Bugs and spatter to catch a killer

2012-01-27 14:03

I have never been the type to be fascinated with dead bodies.

Show me an accident scene and I look the other way. Simple as that. So when I met Dr Micki Pistorius – well-known forensic psychologist, author and ­serial killer hunter – it was with a morbid fascination.

I won’t describe her but suffice it to say she’s nothing like what one imagines a serial killer hunter looks like.

From her explanation of the nitty-gritty of her job, it sounds like something right out of CSI. Fascinating to hear, but nothing I’d want to see – or smell – in person.

Pistorius re-enacted some ­famous local crime scenes ­using mannequins, rice as maggots and the occasional splash of “blood”. At the various crime scenes, she showed us what maggots and blood spatter patterns say about a crime, the perpetrator and the victim. I swear my body had the shivers.

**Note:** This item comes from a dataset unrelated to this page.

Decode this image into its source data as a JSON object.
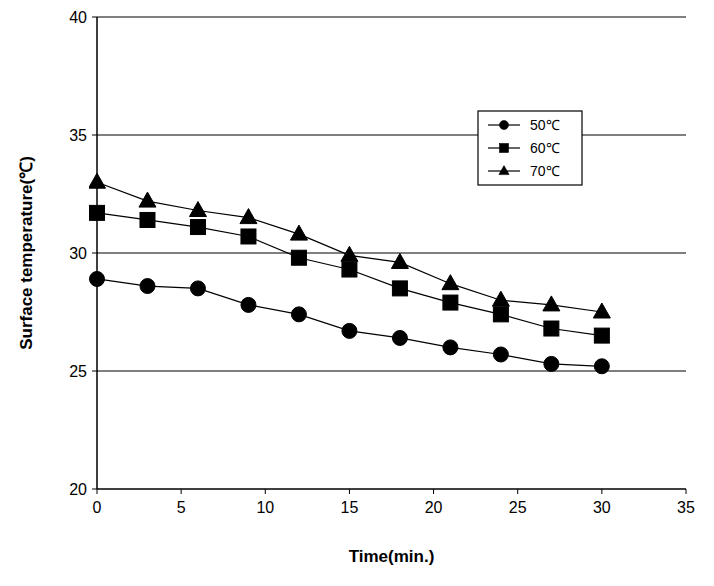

Pistorius, a former commander of the Investigative Psychology Unit of the South African Police Service, spearheaded investigations into many of the most controversial criminal cases in South Africa. During that time she worked on 35 serial killer ­cases – including The Station Strangler, the Cape Town Prostitute Killer and Moses Sithole, the Attridgeville ­Killer – among others.

Her understanding of how these criminal minds work is nothing short of uncanny.
Just before lunchtime, Pistorius shared her memories of various crime scenes with the aid of gruesome pictures. I was so traumatised I didn’t even touch my salad.

So, if you’re one of those people who often wonders how forensic investigators can tell, merely from a blood stain, how a person died and how long they’ve been dead, then you’re in for a treat with the series Bloodwork currently on the Crime & Investigation Network every Monday.

The series probes unexplained mysteries and examines the lives of infamous murderers and criminals. While the cops work on cracking some of the world’s most violent crimes, you’ll get to witness how the agencies use Sherlock Holmes-like detective work combined with the latest CSI-type forensic investigation tools to solve the cases.

» Bloodwork is on CI Network every Monday at 9pm.